Proper Use of Check Constraints and Enums
Something that comes up from time to time is the proper use of Oracle column check constraints or MySQL enum type columns. Typically the question is when it’s appropriate to use those features to enforce data integrity as opposed to having foreign keys to a lookup table.
For example, here is a table that uses MySQL enumeration values to enforce that the the log message level is either “debug”, “warning”, or “error”:
CREATE TABLE log_messages
(id INTEGER NOT NULL
,message_level ENUM(‘debug’, ‘warning’, ‘error’)
,message VARCHAR(255)
,create_ts TIMESTAMP default sysdate() NOT NULL
,update_ts TIMESTAMP)
The first consideration is whether the enumeration of message types is locked down to those three for the lifetime of the application. In the above case, that seems perfectly within the bounds of solid design practices. There might be one or two conceivable states added, but that’s what keeps developers and DBAs employed. On the other hand, if the list of types will grow gradually there’s a problem, as in the below table:
CREATE TABLE log_messages
(id INTEGER NOT NULL
,message_level ENUM(‘debug’, ‘warning’, ‘error’)

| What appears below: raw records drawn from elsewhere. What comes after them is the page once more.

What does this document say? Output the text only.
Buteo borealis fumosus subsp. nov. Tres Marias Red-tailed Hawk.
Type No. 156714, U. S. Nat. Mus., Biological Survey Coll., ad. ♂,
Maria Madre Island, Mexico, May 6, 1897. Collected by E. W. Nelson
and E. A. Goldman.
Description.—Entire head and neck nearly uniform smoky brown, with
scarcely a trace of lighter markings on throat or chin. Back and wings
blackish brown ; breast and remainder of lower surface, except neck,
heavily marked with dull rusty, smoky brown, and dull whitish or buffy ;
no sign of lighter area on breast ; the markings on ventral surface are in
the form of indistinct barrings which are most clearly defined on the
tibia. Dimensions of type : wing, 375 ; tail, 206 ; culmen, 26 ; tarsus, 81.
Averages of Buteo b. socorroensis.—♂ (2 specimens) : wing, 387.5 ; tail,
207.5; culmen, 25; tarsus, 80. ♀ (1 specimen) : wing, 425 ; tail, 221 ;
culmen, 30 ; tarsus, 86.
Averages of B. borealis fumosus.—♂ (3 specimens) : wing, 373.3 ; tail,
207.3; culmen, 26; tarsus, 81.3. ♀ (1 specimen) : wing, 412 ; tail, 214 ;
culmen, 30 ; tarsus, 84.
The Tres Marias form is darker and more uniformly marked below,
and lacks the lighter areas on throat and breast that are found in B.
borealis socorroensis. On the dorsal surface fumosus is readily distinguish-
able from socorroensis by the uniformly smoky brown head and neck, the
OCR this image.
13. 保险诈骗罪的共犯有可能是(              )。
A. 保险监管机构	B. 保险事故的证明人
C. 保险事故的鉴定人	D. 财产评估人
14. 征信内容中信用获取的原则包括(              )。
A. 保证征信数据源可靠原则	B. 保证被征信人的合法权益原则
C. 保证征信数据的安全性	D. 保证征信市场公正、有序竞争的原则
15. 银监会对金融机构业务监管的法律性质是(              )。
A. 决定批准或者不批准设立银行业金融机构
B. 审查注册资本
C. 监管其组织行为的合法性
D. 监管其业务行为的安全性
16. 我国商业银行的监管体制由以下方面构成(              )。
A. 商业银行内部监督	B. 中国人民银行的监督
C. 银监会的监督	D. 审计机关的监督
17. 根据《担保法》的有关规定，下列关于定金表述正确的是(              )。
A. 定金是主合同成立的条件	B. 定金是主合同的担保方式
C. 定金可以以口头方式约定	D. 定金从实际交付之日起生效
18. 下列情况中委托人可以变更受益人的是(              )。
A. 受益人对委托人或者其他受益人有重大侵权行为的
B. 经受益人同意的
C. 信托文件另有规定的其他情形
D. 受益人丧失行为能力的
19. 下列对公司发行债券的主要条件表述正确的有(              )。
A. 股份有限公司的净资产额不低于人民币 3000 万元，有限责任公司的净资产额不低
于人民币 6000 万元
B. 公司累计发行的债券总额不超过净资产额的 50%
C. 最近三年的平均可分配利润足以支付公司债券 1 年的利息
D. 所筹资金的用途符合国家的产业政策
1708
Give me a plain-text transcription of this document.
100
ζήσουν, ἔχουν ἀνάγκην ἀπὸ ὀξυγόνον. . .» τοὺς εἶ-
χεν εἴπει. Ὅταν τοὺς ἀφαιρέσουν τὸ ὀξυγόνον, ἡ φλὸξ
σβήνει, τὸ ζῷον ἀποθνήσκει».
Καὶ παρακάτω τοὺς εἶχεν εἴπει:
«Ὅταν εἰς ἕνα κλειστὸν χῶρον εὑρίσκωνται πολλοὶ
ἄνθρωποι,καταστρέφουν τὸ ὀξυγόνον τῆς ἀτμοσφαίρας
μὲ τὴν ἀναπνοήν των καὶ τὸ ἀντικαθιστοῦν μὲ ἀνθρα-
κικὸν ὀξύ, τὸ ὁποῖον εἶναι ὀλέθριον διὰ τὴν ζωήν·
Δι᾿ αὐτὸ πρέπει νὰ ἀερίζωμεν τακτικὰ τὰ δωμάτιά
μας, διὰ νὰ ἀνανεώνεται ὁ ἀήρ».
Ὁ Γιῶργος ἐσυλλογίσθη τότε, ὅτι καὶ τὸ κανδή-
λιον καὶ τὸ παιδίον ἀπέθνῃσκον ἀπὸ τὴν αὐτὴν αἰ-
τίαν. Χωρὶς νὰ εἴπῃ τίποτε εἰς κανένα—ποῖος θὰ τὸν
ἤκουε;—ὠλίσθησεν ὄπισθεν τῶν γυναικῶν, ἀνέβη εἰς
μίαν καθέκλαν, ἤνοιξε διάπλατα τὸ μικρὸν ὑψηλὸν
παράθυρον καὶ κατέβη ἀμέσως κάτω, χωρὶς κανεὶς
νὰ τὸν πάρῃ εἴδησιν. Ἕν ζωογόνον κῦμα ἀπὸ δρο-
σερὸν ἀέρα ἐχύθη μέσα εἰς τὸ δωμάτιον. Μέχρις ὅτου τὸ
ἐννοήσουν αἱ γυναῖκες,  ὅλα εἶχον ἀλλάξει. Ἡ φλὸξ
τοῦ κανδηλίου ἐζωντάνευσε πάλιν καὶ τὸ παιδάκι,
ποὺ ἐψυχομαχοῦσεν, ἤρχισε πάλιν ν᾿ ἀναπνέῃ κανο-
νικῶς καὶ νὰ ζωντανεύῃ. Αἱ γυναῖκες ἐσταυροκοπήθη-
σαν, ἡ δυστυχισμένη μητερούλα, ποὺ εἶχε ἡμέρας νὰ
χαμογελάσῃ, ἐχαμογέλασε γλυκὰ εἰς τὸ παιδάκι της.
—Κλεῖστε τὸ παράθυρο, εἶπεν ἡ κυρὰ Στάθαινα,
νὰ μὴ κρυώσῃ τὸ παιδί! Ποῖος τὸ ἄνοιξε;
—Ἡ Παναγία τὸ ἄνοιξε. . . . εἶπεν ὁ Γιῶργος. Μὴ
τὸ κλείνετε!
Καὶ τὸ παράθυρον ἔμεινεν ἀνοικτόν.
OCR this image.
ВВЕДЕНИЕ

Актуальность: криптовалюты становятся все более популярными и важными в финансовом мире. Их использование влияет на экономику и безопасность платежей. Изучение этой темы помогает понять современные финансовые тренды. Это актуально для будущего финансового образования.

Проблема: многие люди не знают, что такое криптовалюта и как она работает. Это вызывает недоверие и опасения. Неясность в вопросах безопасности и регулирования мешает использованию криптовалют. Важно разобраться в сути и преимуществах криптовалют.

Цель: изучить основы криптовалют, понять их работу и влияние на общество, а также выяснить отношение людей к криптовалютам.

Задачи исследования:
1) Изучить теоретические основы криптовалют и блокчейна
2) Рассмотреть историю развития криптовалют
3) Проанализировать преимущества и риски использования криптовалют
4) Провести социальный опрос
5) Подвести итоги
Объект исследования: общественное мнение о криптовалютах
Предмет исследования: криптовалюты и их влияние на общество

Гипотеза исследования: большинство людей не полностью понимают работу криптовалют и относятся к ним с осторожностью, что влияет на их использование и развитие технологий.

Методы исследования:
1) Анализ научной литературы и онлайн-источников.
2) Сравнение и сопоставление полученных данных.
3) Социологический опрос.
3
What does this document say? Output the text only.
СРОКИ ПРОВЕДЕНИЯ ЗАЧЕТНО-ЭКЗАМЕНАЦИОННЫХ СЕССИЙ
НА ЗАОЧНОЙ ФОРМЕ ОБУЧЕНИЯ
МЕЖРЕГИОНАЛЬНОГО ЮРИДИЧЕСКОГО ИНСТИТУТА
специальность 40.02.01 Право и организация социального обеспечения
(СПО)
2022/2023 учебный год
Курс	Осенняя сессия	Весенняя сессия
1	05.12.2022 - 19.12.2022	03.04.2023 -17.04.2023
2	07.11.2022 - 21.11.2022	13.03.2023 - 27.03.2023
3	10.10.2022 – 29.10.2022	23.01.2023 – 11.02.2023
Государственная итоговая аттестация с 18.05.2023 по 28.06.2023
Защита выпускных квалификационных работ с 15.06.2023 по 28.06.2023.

,job_name enum(‘send_emails’, ‘clean_orders’, ‘calc_revenue’)
,message VARCHAR(255)
,create_ts TIMESTAMP default sysdate() NOT NULL
,update_ts TIMESTAMP)
It should be clear that the list of jobs will gradually grow to include ones that you couldn’t conceive of when you designed the table. It’s certainly quicker to use an enumeration here, but in the long run it’s going to cause headaches. The preferred redesign involves 2 tables:
CREATE TABLE log_messages
(id INTEGER NOT NULL
,message_level ENUM(‘debug’, ‘warning’, ‘error’)
,job_id INTEGER NOT NULL
,message VARCHAR(255)
,create_ts TIMESTAMP default sysdate() NOT NULL
,update_ts TIMESTAMP)
CREATE TABLE jobs
(id INTEGER NOT NULL
,name VARCHAR(20)
,create_ts TIMESTAMP default sysdate() NOT NULL
,update_ts TIMESTAMP)
Where log_messages.job_id = jobs.id. Of course, this points out one more problem with the overuse of check constraints or enumerations. What happens if you want to reuse that column value in another table as a foreign key? For instance, you might have another table that stores the total run time for each job. You would have to add the same constraint/enum on that other table, and make sure they stay in sync as the system evolves. This duplication should raise the hackles of any experienced developer.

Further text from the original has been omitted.